Herbert W. Nickens, MD (1947 — 1999)
As the first director of the Office of Minority Health at the U.S. Department of Health and Human Services (HHS) in 1986, Herbert W. Nickens, MD, set the foundation for promoting improved health among racial and ethnic minority populations across the country. When he left the HHS, Nickens moved to the AAMC, where he was the founding vice president of the AAMC Division of Community and Minority Programs, now known as Diversity Policy and Programs. He led Project 3000 by 2000, which the AAMC launched in 1991 to achieve the goal of enrolling 3,000 students from underrepresented minority groups in U.S. medical schools annually by the year 2000.
“No one in recent memory did more than Herbert Nickens to bridge the painful and persistent diversity gap in medicine," said then-AAMC President Jordan J. Cohen, MD, after Nickens’ death in 1999. The AAMC continues to remember Nickens’ legacy with three namesake awards, honoring outstanding medical students, junior faculty, and individuals who have made significant contributions toward social justice in academic medicine and health care equity.
Alexa Irene Canady, MD (b. 1950)
Alexa Irene Canady, MD, nearly dropped out of college due to a crisis of self-confidence but ultimately went on to achieve dramatic success in medicine. In 1981, she became the first black neurosurgeon in the United States, and just a few years later, she rose to the ranks of chief of neurosurgery at Children’s Hospital of Michigan.
Canady worked for decades as a successful pediatric neurosurgeon and was ready to retire in Florida in 2001. But she donned her surgical scrubs once again to practice part time at Sacred Heart Hospital in Pensacola, where there was a dearth of pediatric neurosurgery services. Canady has been lauded for her patient-centered approach to care, which she said was a boon to her career. “I was worried that because I was a black woman, any practice opportunities would be limited.” But, she noted, “by being patient-centered, the practice growth was exponential.”

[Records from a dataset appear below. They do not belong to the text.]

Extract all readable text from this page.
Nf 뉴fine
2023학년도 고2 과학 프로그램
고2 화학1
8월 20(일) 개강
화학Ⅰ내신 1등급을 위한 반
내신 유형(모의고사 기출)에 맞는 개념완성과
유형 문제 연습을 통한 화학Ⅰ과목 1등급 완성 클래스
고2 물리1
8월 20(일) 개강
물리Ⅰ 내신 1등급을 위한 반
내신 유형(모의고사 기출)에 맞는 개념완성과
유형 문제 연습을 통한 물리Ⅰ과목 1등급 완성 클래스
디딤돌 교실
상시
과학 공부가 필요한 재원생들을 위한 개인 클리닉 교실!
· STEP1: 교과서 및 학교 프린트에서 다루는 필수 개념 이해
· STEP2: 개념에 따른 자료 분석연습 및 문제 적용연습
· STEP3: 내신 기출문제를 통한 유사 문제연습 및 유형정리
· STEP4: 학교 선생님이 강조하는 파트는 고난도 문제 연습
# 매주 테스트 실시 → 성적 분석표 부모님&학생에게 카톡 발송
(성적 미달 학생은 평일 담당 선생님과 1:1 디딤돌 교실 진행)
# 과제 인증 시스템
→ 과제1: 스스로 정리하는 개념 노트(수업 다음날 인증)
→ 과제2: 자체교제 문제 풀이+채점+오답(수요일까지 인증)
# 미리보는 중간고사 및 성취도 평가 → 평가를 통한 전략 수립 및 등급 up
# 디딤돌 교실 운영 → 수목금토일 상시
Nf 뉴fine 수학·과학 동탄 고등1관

Regina Marcia Benjamin, MD, MBA (b. 1956)
Regina Marcia Benjamin, MD, MBA, may be best known for her tenure as the 18th U.S. Surgeon General, during which she served as first chair of the National Prevention Council. The group of 17 federal agencies was responsible for developing the National Prevention Strategy, which outlined plans to improve health and well-being in the United States.

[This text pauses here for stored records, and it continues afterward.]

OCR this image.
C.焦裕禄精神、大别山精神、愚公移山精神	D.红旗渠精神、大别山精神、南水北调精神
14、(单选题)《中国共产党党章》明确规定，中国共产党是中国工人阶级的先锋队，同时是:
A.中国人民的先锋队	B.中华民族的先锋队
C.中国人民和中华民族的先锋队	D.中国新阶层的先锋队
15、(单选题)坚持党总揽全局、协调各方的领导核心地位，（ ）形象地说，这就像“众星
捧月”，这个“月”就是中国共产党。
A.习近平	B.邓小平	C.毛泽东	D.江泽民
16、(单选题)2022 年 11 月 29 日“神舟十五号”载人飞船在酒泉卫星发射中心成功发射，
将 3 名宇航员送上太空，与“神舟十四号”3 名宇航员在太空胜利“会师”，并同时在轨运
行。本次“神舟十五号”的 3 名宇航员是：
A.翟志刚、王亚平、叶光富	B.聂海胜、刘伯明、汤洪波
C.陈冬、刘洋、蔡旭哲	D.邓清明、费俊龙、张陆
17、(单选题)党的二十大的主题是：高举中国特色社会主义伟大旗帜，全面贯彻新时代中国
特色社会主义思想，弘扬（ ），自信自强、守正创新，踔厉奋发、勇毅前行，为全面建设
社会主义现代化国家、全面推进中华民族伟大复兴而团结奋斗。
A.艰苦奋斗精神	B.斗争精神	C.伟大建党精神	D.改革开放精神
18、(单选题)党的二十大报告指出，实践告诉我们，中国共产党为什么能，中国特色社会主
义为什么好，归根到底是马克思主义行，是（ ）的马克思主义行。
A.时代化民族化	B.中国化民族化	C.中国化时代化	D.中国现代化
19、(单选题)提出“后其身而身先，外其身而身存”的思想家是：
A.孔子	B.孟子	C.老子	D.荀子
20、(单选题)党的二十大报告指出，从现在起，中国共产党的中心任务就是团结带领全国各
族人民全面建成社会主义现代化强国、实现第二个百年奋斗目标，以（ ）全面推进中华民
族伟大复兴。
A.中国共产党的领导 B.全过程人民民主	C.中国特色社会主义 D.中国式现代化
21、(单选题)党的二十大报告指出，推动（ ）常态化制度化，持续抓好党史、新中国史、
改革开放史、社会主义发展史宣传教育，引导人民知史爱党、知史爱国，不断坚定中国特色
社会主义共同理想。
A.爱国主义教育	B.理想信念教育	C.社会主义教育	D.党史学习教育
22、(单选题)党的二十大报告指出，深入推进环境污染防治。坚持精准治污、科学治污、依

But it’s not just her work at the highest levels of public health that earned her praise. Long before she was appointed “the nation’s doctor” in 2009, Benjamin worked extensively with rural communities in the South. She is the founder and CEO of BayouClinic in Bayou La Batre, Louisiana, which provides clinical care, social services, and health education to residents of the small Gulf Coast town. Benjamin helped rebuild the clinic several more times, including after damage inflicted by Hurricane Katrina in 2005 and a fire in 2006. Of the clinic, she said she hopes that she is “making a difference in my community by providing a clinic where patients can come and receive health care with dignity.”